Polskie porty obciążone ponad miarę, powstaje reakcja łańcuchowa
W pierwszym półroczu obecnego roku, przeładunek w polskich portach wzrósł o 21% - podaje serwis money.pl. Kryzys nie kończy się jednak rozładunku. Powstają kolejki ciężarówek, co powoduje dalsze trudności. Skalę komplikacji powiększają braki kadrowe na niektórych stanowiskach w logistyce. Podobne zwirowania dotyczą nie tylko Polski, również innych państw wschodniej flanki NATO.
Embargo na zboże z Ukrainy
W połowie września minister rozwoju i technologii wydał rozporządzenie w sprawie zakazu przywozu z Ukrainy produktów rolnych. Wymieniono tam rośliny takie jak pszenica, kukurydza, rzepak i słonecznik.
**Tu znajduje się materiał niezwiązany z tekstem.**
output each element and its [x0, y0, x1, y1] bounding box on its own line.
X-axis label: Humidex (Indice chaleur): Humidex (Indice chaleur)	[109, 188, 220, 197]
Embargo położyło cień na relacje polsko-ukraińskie. Prezydent Zełenski, na forum Zgromadzenia Ogólnego Narodów Zjednoczonych, użył określenia „zbożowy thriller”.
Potrzebne zmiany systemowe
Można jedynie spekulować jak przyszły rząd ułoży relacje handlowe z Ukrainą. Gdyby zdecydowano na szersze otwarcie polskich portów dla ukraińskich produktów rolnych, to kryzys mógłby się pogłębić.
Największym ukraińskim portem jest Odessa. Miasto nad Morzem Czarnym obsługiwało ogromne ilości transportu. Obecnie Odessa jest pod ciągłym ostrzałem, a inne porty w Europie Środkowej muszą szukać innowacyjnych logistycznych rozwiązań.